Working on set: the new ‘Golden Rule’
All of the Coronavirus lockdown measures center on one universal premise: safely distance yourself from others. Sure, in some industries it is quite easy to work from home and jump on a Zoom meeting, make a sales call from your kitchen table, or fire off emails from the terrace in your garden, but in the world of television production – with actors – this simply is not an option. “Above all else, we operate with safe distancing measures in mind, and produce around that.” Stijn and his department have implemented operational measures to maintain safe distancing, without sacrificing the quality of “the shot.” “For example, we had people wear devices on set that emitted a signal if someone else came too close. They weren’t designed to be worn on-screen, so we had to hide them from the camera’s view. We also experimented with shooting through a telelens, which allowed us to portray people as standing relatively close to each other while maintaining distance.” While these adaptations are necessary, they are not all convenient. Viewers will notice that future VRT programming will be a couple of minutes shorter than normal – a result of shorter workdays and less production capacity implemented to limit exposure.
No substitute for the real thing
If you listened to radio shows or podcasts in the first few months of this crisis, you may have noticed that some sounded clear, while others sounded like people were sat in different rooms, speaking into empty soup cans tethered by a string. We’ve all experienced the technological growing pains associated with new media in 2020. But as the circumstances evolve, so too does the technology. Stijn already sees improvements with long-term potential, particularly in the realm of audio engineering.
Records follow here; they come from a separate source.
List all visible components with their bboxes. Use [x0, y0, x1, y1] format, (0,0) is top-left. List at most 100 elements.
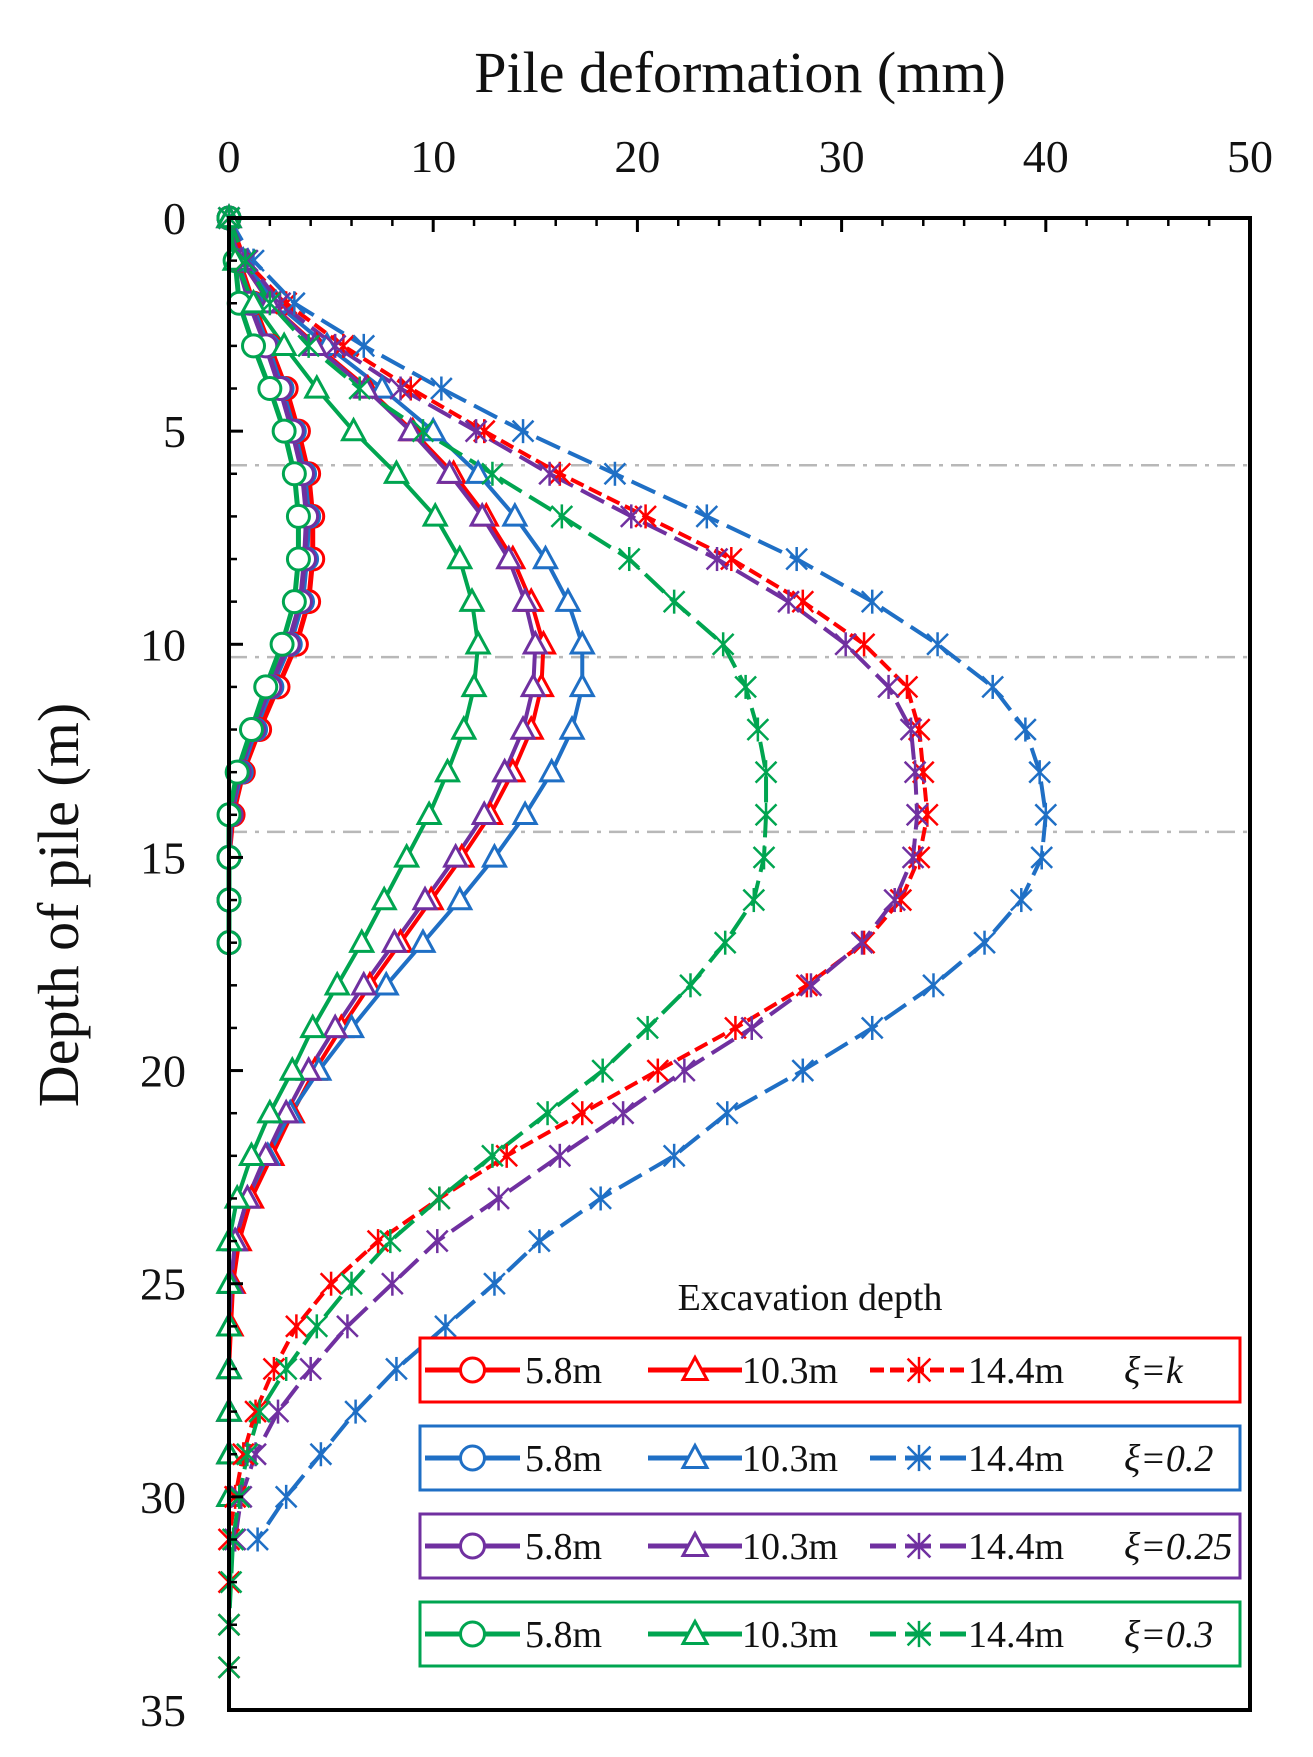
data-point-10_3m-0_25-11 — [519, 672, 547, 698]
data-point-14_4m-0_25-8 — [705, 547, 729, 572]
data-point-14_4m-0_3-13 — [754, 760, 778, 785]
y-tick-label-1: 5 — [163, 406, 186, 457]
data-point-10_3m-0_2-9 — [554, 586, 582, 612]
data-point-14_4m-0_3-14 — [754, 802, 778, 827]
data-point-14_4m-0_3-16 — [742, 888, 766, 913]
data-point-14_4m-0_25-26 — [336, 1314, 359, 1339]
legend-marker-3-1 — [680, 1618, 710, 1645]
data-point-10_3m-0_25-15 — [442, 842, 470, 868]
data-point-14_4m-0_25-12 — [899, 717, 923, 742]
legend-group-2: 5.8m 10.3m 14.4m ξ=0.25 — [418, 1512, 1242, 1580]
data-point-14_4m-0_2-27 — [385, 1356, 408, 1381]
legend-label-2-0: 5.8m — [525, 1526, 602, 1568]
data-point-14_4m-0_25-19 — [740, 1015, 764, 1040]
data-point-14_4m-0_3-10 — [711, 632, 735, 657]
data-point-14_4m-0_3-1 — [234, 248, 257, 273]
legend-label-2-2: 14.4m — [968, 1526, 1064, 1568]
data-point-14_4m-0_25-20 — [673, 1058, 696, 1083]
data-point-14_4m-0_2-11 — [981, 674, 1005, 699]
data-point-10_3m-0_25-7 — [468, 501, 496, 527]
legend-xi-1: ξ=0.2 — [1124, 1438, 1213, 1480]
data-point-10_3m-0_25-14 — [470, 800, 498, 825]
data-point-10_3m-0_25-9 — [511, 586, 539, 612]
data-point-14_4m-0_3-18 — [679, 973, 702, 998]
data-point-14_4m-0_2-21 — [715, 1101, 739, 1126]
data-point-5_8m-0_3-4 — [257, 376, 283, 402]
data-point-14_4m-k-4 — [399, 376, 423, 401]
data-point-14_4m-0_25-7 — [619, 504, 643, 529]
data-point-14_4m-0_2-24 — [528, 1229, 551, 1254]
data-point-14_4m-0_25-11 — [877, 674, 900, 699]
data-point-10_3m-0_3-12 — [450, 714, 478, 740]
data-point-10_3m-0_2-16 — [446, 885, 474, 911]
data-point-10_3m-0_25-12 — [509, 714, 537, 740]
legend-marker-0-2 — [906, 1356, 932, 1384]
y-axis-title: Depth of pile (m) — [26, 703, 91, 1107]
data-point-14_4m-0_2-29 — [309, 1442, 333, 1467]
legend-label-1-0: 5.8m — [525, 1438, 602, 1480]
data-point-10_3m-0_3-15 — [393, 842, 421, 868]
data-point-14_4m-0_2-20 — [791, 1058, 815, 1083]
series-points-10_3m-k — [215, 203, 557, 1508]
data-point-14_4m-0_25-25 — [381, 1271, 404, 1296]
legend-box-0 — [418, 1336, 1242, 1404]
data-point-14_4m-k-24 — [366, 1229, 390, 1254]
legend-marker-2-0 — [459, 1532, 486, 1560]
data-point-14_4m-0_25-22 — [548, 1143, 572, 1168]
legend-marker-2-1 — [680, 1530, 710, 1557]
data-point-5_8m-0_3-3 — [241, 333, 267, 359]
legend-label-0-1: 10.3m — [742, 1350, 838, 1392]
legend: Excavation depth 5.8m 10.3m 14.4m ξ=k 5.8m 10.… — [418, 1277, 1242, 1668]
data-point-14_4m-0_3-2 — [258, 291, 282, 316]
data-point-14_4m-0_25-28 — [266, 1399, 290, 1424]
legend-group-1: 5.8m 10.3m 14.4m ξ=0.2 — [418, 1424, 1242, 1492]
data-point-10_3m-0_3-23 — [223, 1183, 251, 1209]
data-point-5_8m-0_3-6 — [281, 461, 307, 487]
data-point-10_3m-0_3-21 — [256, 1098, 284, 1124]
legend-xi-2: ξ=0.25 — [1124, 1526, 1232, 1568]
y-tick-label-4: 20 — [140, 1046, 186, 1097]
data-point-14_4m-0_3-9 — [662, 589, 686, 614]
data-point-14_4m-k-19 — [724, 1015, 747, 1040]
legend-marker-3-0 — [459, 1620, 486, 1648]
data-point-14_4m-k-25 — [319, 1271, 343, 1296]
data-point-14_4m-0_25-15 — [901, 845, 925, 870]
data-point-14_4m-0_2-25 — [483, 1271, 506, 1296]
legend-marker-1-2 — [906, 1444, 932, 1472]
data-point-14_4m-0_3-24 — [378, 1229, 402, 1254]
data-point-14_4m-0_25-2 — [268, 291, 292, 316]
axis-ticks — [227, 216, 1252, 1712]
legend-label-1-1: 10.3m — [742, 1438, 838, 1480]
data-point-10_3m-0_2-12 — [558, 714, 586, 740]
legend-marker-2-2 — [906, 1532, 932, 1560]
data-point-10_3m-0_3-8 — [446, 544, 474, 570]
data-point-10_3m-0_3-5 — [340, 416, 368, 442]
data-point-5_8m-0_3-8 — [285, 546, 311, 572]
data-point-10_3m-0_3-11 — [460, 672, 488, 698]
data-point-14_4m-0_2-10 — [926, 632, 949, 657]
data-point-14_4m-k-27 — [262, 1356, 286, 1381]
data-point-14_4m-0_3-11 — [734, 674, 757, 699]
data-point-14_4m-0_3-25 — [340, 1271, 363, 1296]
data-point-14_4m-0_2-4 — [430, 376, 453, 401]
data-point-14_4m-0_25-16 — [883, 888, 907, 913]
y-tick-label-6: 30 — [140, 1472, 186, 1523]
data-point-10_3m-0_2-4 — [368, 373, 396, 399]
data-point-14_4m-0_2-26 — [434, 1314, 457, 1339]
x-tick-label-1: 10 — [410, 131, 456, 182]
data-point-5_8m-0_3-11 — [253, 674, 279, 700]
data-point-10_3m-0_25-20 — [295, 1055, 323, 1081]
data-point-14_4m-0_2-28 — [344, 1399, 367, 1424]
data-point-14_4m-0_2-23 — [589, 1186, 612, 1211]
data-point-14_4m-0_3-21 — [536, 1101, 559, 1126]
x-tick-label-3: 30 — [819, 131, 865, 182]
data-point-14_4m-k-20 — [646, 1058, 670, 1083]
data-point-14_4m-0_3-8 — [617, 547, 641, 572]
y-tick-label-2: 10 — [140, 619, 186, 670]
legend-label-1-2: 14.4m — [968, 1438, 1064, 1480]
data-point-14_4m-0_2-17 — [973, 930, 996, 955]
data-point-14_4m-0_3-27 — [274, 1356, 298, 1381]
data-point-10_3m-0_2-6 — [464, 459, 492, 484]
data-point-14_4m-k-21 — [570, 1101, 594, 1126]
legend-label-0-0: 5.8m — [525, 1350, 602, 1392]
Recently, VRT was able to produce a radio show with four different hosts participating remotely via a home setup that sounded natural and gives hope to the future of remote broadcasting.
However, capturing the “natural” flow of human interaction is not limited to on-screen productions. Stijn’s department realized very quickly that collaboration wasn’t just about sharing files, making edits, and having a chat over messenger. To fully facilitate the creative process, editors and directors and engineers need to feel like there is a connection when working together, with the ability to freely communicate in real-time. “We realized the best collaboration happens between two people in a natural environment, so now we are focusing our efforts to provide an environment that facilitates this creative process.”
There have been remarkable efforts made to keep television and radio programming on-air while dealing with the behind-the-scenes disruptions. Even during these times, according to Stijn, VRT has discovered a renewed interest in its platform: “We’ve found that, with so much information coming in at such a high pace, viewers are turning to public broadcasters as a source of truth. A lighthouse on a rocky shore, one could say, guiding people in the right direction.” This gives hope to the future of the industry and demonstrates the importance of taking a holistic approach to solve problems and overcome technological barriers through adaptation and innovation.